I have such a hard time with this. I really love my wife and my kids. I love myself even more. I want to be happy, I don’t want to be miserable. I have often seen the relationships in my life as my ticket to happiness and in reality they have brought much happiness to my life. My problem is that I have a tendency to worship happiness. I (much of the time) want a good marriage more than I want God, I want my children to be healthy and safe more than I want God, I want you to like me more than I want God. The truth is that you do too. That is the story of humanity. We (Adam & Eve) wanted something more than we wanted God so we turned away from him.

In fact, my main purpose in going to God (or church or just doing good things) is often to get God to deliver his blessings to my door. Ironic isn’t it, I use God to move away from God. Blessings are the point, not God. It’s what he can do for me, not finding my life in him. When he doesn’t deliver I try to find a way to make my life work on my own terms and justify my disobedience because of his lack, instead of trusting that he loves me and is working in my pain to bring about my good.

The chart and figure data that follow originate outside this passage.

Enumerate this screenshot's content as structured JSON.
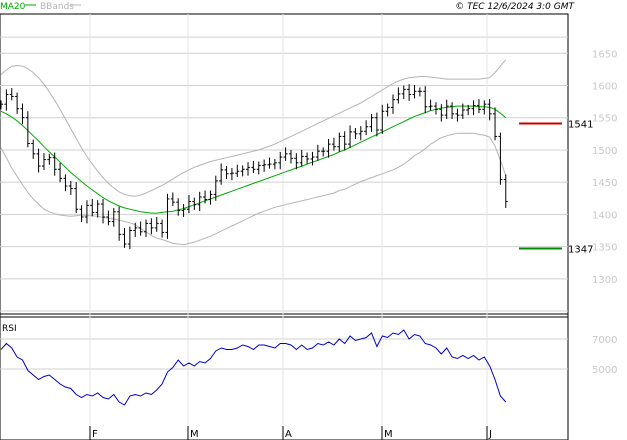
{
  "header": {
    "legend_ma": "MA20",
    "legend_bb": "BBands",
    "copyright": "© TEC 12/6/2024 3:0 GMT"
  },
  "colors": {
    "ma": "#00aa00",
    "bbands": "#b4b4b4",
    "price": "#000000",
    "resistance": "#cc0000",
    "support": "#008800",
    "rsi": "#0000cc",
    "grid": "#d0d0d0",
    "axis_text": "#c8c8c8"
  },
  "rsi_panel": {
    "label": "RSI"
  },
  "chart_data": [
    {
      "type": "candlestick",
      "title": "",
      "x_tick_labels": [
        "F",
        "M",
        "A",
        "M",
        "J"
      ],
      "y_tick_labels": [
        "1650",
        "1600",
        "1550",
        "1500",
        "1450",
        "1400",
        "1350",
        "1300"
      ],
      "ylim": [
        1250,
        1670
      ],
      "grid": true,
      "levels": [
        {
          "name": "resistance",
          "value": 1541,
          "label": "1541"
        },
        {
          "name": "support",
          "value": 1347,
          "label": "1347"
        }
      ],
      "series": [
        {
          "name": "price",
          "close": [
            1571,
            1586,
            1583,
            1564,
            1550,
            1510,
            1494,
            1475,
            1485,
            1488,
            1470,
            1456,
            1444,
            1440,
            1408,
            1396,
            1414,
            1403,
            1416,
            1396,
            1389,
            1404,
            1369,
            1354,
            1375,
            1379,
            1373,
            1386,
            1379,
            1386,
            1372,
            1424,
            1419,
            1406,
            1408,
            1420,
            1415,
            1427,
            1423,
            1431,
            1452,
            1469,
            1463,
            1464,
            1467,
            1470,
            1473,
            1470,
            1476,
            1477,
            1478,
            1480,
            1489,
            1494,
            1487,
            1480,
            1490,
            1486,
            1489,
            1498,
            1498,
            1509,
            1505,
            1521,
            1509,
            1528,
            1525,
            1529,
            1536,
            1550,
            1531,
            1560,
            1566,
            1578,
            1587,
            1594,
            1586,
            1591,
            1591,
            1567,
            1568,
            1563,
            1554,
            1568,
            1556,
            1554,
            1562,
            1564,
            1569,
            1563,
            1571,
            1556,
            1521,
            1454,
            1420
          ],
          "ma20": [
            1560,
            1556,
            1551,
            1545,
            1538,
            1530,
            1522,
            1514,
            1505,
            1497,
            1489,
            1481,
            1473,
            1465,
            1458,
            1451,
            1444,
            1438,
            1432,
            1426,
            1421,
            1417,
            1413,
            1410,
            1408,
            1406,
            1404,
            1403,
            1402,
            1402,
            1403,
            1404,
            1405,
            1407,
            1409,
            1412,
            1415,
            1418,
            1421,
            1424,
            1427,
            1430,
            1433,
            1436,
            1439,
            1442,
            1445,
            1448,
            1451,
            1454,
            1457,
            1460,
            1463,
            1466,
            1469,
            1472,
            1475,
            1478,
            1481,
            1484,
            1487,
            1490,
            1493,
            1497,
            1500,
            1504,
            1508,
            1512,
            1516,
            1520,
            1524,
            1528,
            1532,
            1536,
            1540,
            1544,
            1548,
            1552,
            1555,
            1558,
            1561,
            1563,
            1565,
            1566,
            1567,
            1568,
            1568,
            1568,
            1568,
            1567,
            1567,
            1566,
            1563,
            1557,
            1550
          ],
          "bb_upper": [
            1617,
            1624,
            1630,
            1631,
            1630,
            1626,
            1620,
            1612,
            1602,
            1590,
            1577,
            1563,
            1548,
            1533,
            1518,
            1503,
            1490,
            1478,
            1467,
            1457,
            1448,
            1441,
            1435,
            1431,
            1429,
            1428,
            1430,
            1433,
            1437,
            1441,
            1445,
            1450,
            1455,
            1460,
            1465,
            1469,
            1473,
            1476,
            1479,
            1482,
            1484,
            1486,
            1488,
            1490,
            1492,
            1494,
            1496,
            1498,
            1500,
            1503,
            1506,
            1509,
            1513,
            1517,
            1521,
            1525,
            1529,
            1533,
            1537,
            1541,
            1545,
            1549,
            1553,
            1557,
            1561,
            1565,
            1569,
            1573,
            1578,
            1583,
            1588,
            1593,
            1598,
            1603,
            1607,
            1610,
            1612,
            1613,
            1614,
            1614,
            1613,
            1612,
            1611,
            1610,
            1610,
            1610,
            1610,
            1610,
            1610,
            1610,
            1611,
            1612,
            1620,
            1630,
            1640
          ],
          "bb_lower": [
            1503,
            1488,
            1472,
            1459,
            1446,
            1434,
            1424,
            1416,
            1408,
            1404,
            1401,
            1399,
            1398,
            1397,
            1398,
            1399,
            1398,
            1398,
            1397,
            1395,
            1394,
            1393,
            1391,
            1389,
            1387,
            1384,
            1378,
            1373,
            1367,
            1363,
            1361,
            1358,
            1355,
            1354,
            1353,
            1355,
            1357,
            1360,
            1363,
            1366,
            1370,
            1374,
            1378,
            1382,
            1386,
            1390,
            1394,
            1398,
            1402,
            1405,
            1408,
            1411,
            1413,
            1415,
            1417,
            1419,
            1421,
            1423,
            1425,
            1427,
            1429,
            1431,
            1433,
            1437,
            1439,
            1443,
            1447,
            1451,
            1454,
            1457,
            1460,
            1463,
            1466,
            1469,
            1473,
            1478,
            1484,
            1491,
            1496,
            1502,
            1509,
            1514,
            1519,
            1522,
            1524,
            1526,
            1526,
            1526,
            1526,
            1524,
            1523,
            1520,
            1506,
            1484,
            1460
          ]
        }
      ]
    },
    {
      "type": "line",
      "title": "RSI",
      "y_tick_labels": [
        "7000",
        "5000"
      ],
      "ylim": [
        20,
        85
      ],
      "series": [
        {
          "name": "RSI",
          "values": [
            63,
            67,
            64,
            58,
            56,
            49,
            46,
            43,
            45,
            46,
            43,
            40,
            38,
            37,
            33,
            31,
            33,
            32,
            34,
            31,
            30,
            33,
            28,
            26,
            32,
            33,
            32,
            34,
            33,
            36,
            40,
            48,
            51,
            56,
            52,
            54,
            52,
            55,
            54,
            57,
            62,
            64,
            63,
            63,
            64,
            66,
            65,
            63,
            66,
            66,
            65,
            64,
            67,
            67,
            66,
            63,
            66,
            63,
            64,
            67,
            66,
            68,
            66,
            70,
            67,
            72,
            69,
            70,
            71,
            74,
            65,
            72,
            71,
            74,
            73,
            76,
            70,
            73,
            72,
            67,
            66,
            64,
            60,
            64,
            58,
            57,
            59,
            57,
            59,
            56,
            58,
            52,
            43,
            32,
            28
          ]
        }
      ]
    }
  ]
}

The problem is that “Love, when it becomes a God, becomes a demon.” (C.S. Lewis) God knows that my greatest, deepest need is a living breathing relationship of love and trust with him. My prayer is that the Spirit works in me to know and want this in an ever increasing way. When I want God more than I want a good marriage and great kids I can have a better marriage and healthier kids (it’s a side benefit and not the point.)

Another thought that comes to mind is another one from C.S. Lewis—“Because we love something else more than this world we love even this world better than those who know no other.”

May we love God so much than we overflow with love to one another, family, friends and enemies.